Abstract
Introduction. Secondary hemophagocytic lymphohistiocytosis (HLH) is a rare, life-threatening inflammatory syndrome triggered by autoimmune disease, infection, or malignancy. The pathophysiologic mechanisms of HLH implicate an initial dysfunctional cytotoxic lymphocyte-based immune response that fails to eradicate the immunogenic trigger. Continued antigen stimulation results in the activation of cytotoxic lymphocytes, increased IFNγ secretion and subsequent activation of myeloid immune cells such as macrophages, which infiltrate and damage tissues. Bromodomain and extra-terminal domain (BET) proteins bind to acetylated lysine residues on histones and facilitate the recruitment of transcriptional regulatory complexes to chromatin, playing a pivoltal role in regulating the transcription of genes that drive inflammation. The BET inhibitor OPN-51107 binds to the bromodomain of the BET protein BRD4 and inhibits interaction with acetylated lysines residues. We investigated the effects of BET inhibition on the inflammatory features in the murine model of secondary HLH.
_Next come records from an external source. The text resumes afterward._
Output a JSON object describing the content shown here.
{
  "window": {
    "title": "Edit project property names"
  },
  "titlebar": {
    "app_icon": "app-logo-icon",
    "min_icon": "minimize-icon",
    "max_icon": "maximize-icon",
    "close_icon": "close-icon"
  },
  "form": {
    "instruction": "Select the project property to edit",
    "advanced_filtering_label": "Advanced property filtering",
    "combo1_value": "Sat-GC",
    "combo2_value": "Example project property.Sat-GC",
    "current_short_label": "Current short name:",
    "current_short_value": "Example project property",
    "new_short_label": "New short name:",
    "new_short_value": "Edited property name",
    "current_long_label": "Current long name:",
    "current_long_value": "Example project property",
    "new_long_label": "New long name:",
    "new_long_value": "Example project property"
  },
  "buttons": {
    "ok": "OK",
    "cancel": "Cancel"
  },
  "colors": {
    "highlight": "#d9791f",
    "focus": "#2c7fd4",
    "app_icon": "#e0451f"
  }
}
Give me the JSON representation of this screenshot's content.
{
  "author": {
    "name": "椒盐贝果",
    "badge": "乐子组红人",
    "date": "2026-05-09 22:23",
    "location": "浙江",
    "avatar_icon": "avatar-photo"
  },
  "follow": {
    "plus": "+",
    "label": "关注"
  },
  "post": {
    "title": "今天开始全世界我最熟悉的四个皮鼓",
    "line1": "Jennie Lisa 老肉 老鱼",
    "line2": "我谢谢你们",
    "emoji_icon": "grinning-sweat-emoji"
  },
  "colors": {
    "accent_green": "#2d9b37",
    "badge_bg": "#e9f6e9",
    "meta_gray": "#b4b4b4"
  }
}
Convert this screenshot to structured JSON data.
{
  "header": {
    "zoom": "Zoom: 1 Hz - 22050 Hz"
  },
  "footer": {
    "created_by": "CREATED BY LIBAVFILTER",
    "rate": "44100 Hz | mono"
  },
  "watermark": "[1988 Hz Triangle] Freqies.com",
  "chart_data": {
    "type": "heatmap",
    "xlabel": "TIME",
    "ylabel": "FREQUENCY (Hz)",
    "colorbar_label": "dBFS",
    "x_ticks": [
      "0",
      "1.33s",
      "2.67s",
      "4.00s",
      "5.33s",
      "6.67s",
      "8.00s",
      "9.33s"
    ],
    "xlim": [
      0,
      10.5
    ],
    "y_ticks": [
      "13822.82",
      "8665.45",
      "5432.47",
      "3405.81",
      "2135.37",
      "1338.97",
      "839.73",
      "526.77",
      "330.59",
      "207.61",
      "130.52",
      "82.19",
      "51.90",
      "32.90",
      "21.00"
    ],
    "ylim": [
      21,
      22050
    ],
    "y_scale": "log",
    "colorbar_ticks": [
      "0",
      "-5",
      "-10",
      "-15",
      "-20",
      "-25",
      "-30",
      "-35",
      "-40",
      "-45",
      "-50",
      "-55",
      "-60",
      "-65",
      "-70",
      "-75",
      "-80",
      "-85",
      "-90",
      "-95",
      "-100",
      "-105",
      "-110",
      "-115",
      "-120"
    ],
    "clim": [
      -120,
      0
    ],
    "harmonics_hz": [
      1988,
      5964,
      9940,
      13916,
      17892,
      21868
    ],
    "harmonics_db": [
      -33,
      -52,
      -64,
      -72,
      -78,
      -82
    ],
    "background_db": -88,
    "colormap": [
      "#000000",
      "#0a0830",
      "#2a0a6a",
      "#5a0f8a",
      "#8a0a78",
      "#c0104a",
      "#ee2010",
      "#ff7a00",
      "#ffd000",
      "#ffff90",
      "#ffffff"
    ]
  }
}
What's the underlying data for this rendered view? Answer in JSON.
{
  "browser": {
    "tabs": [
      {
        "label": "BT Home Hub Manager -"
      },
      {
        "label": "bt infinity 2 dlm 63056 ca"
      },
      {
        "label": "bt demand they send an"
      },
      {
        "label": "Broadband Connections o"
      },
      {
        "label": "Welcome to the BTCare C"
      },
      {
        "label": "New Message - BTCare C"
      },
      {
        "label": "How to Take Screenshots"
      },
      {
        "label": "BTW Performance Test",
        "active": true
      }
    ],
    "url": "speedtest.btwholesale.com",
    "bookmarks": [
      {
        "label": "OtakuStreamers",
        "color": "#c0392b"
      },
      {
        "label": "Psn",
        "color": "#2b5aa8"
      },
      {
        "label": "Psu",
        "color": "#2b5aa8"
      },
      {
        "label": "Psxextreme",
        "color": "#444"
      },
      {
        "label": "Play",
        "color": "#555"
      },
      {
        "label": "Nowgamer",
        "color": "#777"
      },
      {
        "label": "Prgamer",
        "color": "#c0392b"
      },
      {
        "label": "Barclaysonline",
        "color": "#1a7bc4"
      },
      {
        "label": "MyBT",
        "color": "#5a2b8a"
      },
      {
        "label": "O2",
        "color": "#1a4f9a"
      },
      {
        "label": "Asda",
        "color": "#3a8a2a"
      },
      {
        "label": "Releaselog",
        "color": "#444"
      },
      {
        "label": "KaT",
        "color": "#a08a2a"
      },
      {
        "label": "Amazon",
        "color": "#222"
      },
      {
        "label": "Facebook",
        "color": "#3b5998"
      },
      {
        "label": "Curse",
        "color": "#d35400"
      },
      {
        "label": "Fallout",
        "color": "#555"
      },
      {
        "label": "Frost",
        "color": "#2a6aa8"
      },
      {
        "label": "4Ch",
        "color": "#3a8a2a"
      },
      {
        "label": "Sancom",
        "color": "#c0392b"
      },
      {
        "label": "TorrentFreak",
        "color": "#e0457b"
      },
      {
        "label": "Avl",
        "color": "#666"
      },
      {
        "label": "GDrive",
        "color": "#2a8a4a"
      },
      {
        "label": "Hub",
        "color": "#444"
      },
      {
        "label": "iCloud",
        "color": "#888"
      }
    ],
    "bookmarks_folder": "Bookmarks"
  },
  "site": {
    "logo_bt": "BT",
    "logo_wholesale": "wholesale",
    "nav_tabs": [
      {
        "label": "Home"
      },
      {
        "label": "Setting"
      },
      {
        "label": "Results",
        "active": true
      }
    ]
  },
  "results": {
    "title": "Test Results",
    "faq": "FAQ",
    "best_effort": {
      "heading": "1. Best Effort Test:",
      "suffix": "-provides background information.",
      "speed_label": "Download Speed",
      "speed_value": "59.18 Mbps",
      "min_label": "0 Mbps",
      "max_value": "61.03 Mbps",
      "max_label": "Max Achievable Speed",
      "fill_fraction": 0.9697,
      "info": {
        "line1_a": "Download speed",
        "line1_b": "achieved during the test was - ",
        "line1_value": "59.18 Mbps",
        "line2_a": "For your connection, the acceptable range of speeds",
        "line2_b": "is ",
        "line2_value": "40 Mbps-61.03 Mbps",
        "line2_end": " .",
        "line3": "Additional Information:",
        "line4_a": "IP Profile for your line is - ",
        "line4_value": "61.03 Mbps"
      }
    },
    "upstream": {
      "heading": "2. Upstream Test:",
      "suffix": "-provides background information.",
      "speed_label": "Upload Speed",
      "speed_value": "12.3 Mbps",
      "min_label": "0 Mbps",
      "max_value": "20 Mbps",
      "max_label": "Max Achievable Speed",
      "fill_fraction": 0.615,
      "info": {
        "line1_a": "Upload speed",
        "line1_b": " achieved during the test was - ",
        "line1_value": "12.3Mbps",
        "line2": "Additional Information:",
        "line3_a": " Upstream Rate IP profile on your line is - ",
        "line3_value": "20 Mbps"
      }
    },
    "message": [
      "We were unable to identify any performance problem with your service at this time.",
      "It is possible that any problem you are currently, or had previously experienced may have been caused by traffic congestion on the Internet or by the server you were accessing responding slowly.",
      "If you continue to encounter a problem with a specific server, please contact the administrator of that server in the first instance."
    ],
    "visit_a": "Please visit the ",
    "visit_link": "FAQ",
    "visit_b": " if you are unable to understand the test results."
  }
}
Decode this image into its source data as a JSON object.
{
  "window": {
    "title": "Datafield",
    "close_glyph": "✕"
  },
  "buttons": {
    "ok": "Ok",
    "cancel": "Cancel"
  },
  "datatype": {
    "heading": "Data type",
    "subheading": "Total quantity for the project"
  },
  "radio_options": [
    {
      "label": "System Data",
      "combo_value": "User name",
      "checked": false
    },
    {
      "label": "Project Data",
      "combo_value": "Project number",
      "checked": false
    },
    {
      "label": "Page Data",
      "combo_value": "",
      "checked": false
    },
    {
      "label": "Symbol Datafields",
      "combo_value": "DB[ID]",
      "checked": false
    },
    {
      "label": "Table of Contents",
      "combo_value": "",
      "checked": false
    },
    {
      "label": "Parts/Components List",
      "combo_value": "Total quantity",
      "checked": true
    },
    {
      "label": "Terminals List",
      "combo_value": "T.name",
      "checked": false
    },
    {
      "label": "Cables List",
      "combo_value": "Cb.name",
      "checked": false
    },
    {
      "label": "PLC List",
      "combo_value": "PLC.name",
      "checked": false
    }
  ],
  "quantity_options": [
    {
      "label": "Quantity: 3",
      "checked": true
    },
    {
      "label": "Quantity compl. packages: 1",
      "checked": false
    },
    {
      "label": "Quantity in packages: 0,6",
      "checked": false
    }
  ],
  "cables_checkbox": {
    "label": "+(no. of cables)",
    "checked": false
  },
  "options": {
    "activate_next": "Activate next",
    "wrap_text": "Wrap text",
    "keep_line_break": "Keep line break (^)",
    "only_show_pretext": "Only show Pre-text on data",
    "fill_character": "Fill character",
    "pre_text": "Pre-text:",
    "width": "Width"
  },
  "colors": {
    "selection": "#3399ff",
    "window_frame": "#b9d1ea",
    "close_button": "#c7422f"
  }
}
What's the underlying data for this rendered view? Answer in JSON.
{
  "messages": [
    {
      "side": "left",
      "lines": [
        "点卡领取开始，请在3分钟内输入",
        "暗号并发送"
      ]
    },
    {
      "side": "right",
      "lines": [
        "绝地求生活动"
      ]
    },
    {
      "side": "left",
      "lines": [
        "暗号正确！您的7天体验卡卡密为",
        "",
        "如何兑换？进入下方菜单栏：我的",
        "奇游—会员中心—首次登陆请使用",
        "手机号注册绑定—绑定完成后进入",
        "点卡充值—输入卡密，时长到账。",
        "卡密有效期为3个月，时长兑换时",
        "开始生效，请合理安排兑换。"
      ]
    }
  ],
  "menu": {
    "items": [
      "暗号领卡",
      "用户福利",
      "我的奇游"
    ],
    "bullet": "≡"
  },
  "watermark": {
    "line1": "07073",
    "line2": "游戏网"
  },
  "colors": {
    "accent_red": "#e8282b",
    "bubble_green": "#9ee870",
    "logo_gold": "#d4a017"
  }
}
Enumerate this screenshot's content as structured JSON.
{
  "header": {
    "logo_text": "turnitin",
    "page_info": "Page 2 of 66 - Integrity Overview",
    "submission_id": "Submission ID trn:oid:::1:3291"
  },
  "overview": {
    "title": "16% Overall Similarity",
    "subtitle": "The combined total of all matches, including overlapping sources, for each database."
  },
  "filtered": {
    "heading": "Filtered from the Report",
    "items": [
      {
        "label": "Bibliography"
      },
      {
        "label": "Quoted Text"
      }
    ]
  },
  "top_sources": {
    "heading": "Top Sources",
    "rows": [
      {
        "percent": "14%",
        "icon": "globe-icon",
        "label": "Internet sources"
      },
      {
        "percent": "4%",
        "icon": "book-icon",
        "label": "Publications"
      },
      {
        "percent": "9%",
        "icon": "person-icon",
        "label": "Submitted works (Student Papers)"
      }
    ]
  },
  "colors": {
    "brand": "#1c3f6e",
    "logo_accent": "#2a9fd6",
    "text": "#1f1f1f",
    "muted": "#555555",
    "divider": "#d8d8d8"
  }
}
Materials and methods. We utilized a model of secondary HLH in which the disease is induced in C57BL/6 mice by repeated intraperitoneal injection of CpG 1826 and anti-IL-10 receptor monoclonal antibody. Mice with HLH develop weight loss, cytopenia, hepatosplenomegaly, and cytokine storm. Mice were randomized to three groups: healthy control, HLH treated with vehicle, or HLH treated with OPN-51107 (10 mg/kg/day orally starting on day 4). On day 9, mice were sacrificed. Organ weights and blood counts were recorded. Spleens were processed into a single-cell suspension and cultured for six hours with a Golgi block and analyzed by flow cytometry. Plasma IFN-γ, IL-6, and IL-18 were measured by ELISA. Significance was evaluated using one-way ANOVA, applying multiple comparisons where appropriate.
Results. HLH led to the development of hepatomegaly (p<0.0001) and splenomegaly (p<0.0001) in mice treated with vehicle compared to healthy controls, but mice with HLH treated with OPN-51107 demonstrated a significant decrease in hepatomegaly and splenomegaly compared to vehicle-treated mice (liver p= 0.0009, spleen p <0.0001). Anemia is a core feature of HLH, and the red blood cell count (RBC) was significantly reduced in mice with HLH treated with vehicle compared to healthy control (p <0.0001); we observed a significant increase in the average RBC count in mice with HLH treated with BET inhibitor compared to vehicle (p= 0.0035). Plasma levels of IFN-γ significantly increased in mice with HLH treated with vehicle compared to healthy controls (p= 0.0003) but reduced to baseline in mice with HLH treated with BET inhibitor (p= 0.0156). Furthermore, plasma IL-6 levels rose significantly in mice with HLH treated with vehicle compared to healthy control (p <0.0001) but reduced significantly in mice with HLH treated with OPN-51107 compared to vehicle (p= 0.0002). Similarly, plasma IL-18 levels significantly increased in HLH mice treated with vehicle (p <0.0001) but reduced in mice with HLH treated with the BET inhibitor (p=0.0375). Finally, HLH led to the expansion of splenic myeloid cells (CD11b+, p = 0.0308), especially neutrophils (CD11b+/Ly6C+/Ly6G+, p <0.0001) in mice with HLH treated with vehicle, compared to healthy control mice. HLH is also associated with a notable depletion of CD4⁺ T cells (p <0.0001) in HLH mice treated with vehicle, compared to healthy control. Treatment with OPN-51107 significantly restored the prevalence of these immune cell populations (CD11b+, p = 0.0377; CD4+, p = 0.0140) in treated mice with HLH, compared to the vehicle-treated cohort. Furthermore, intracellular TNF-α production in myeloid cells showed significantly higher intracellular median fluorescence in vehicle-treated HLH mice compared to both healthy controls (p <0.0001) and BET inhibitor treated HLH mice (p = 0.0002).
Discussion. We have demonstrated that BET inhibition alleviates features of inflammation, including organomegaly, anemia, increased cytokine production and the splenic infiltration by myeloid effector cells in the murine model of secondary HLH. Our findings support the potential of targeting BET proteins to alleviate the hallmark symptoms of the disease. Additional research into the mechanisms through which BET inhibition exerts its anti-inflammatory effects in a murine HLH model is warranted.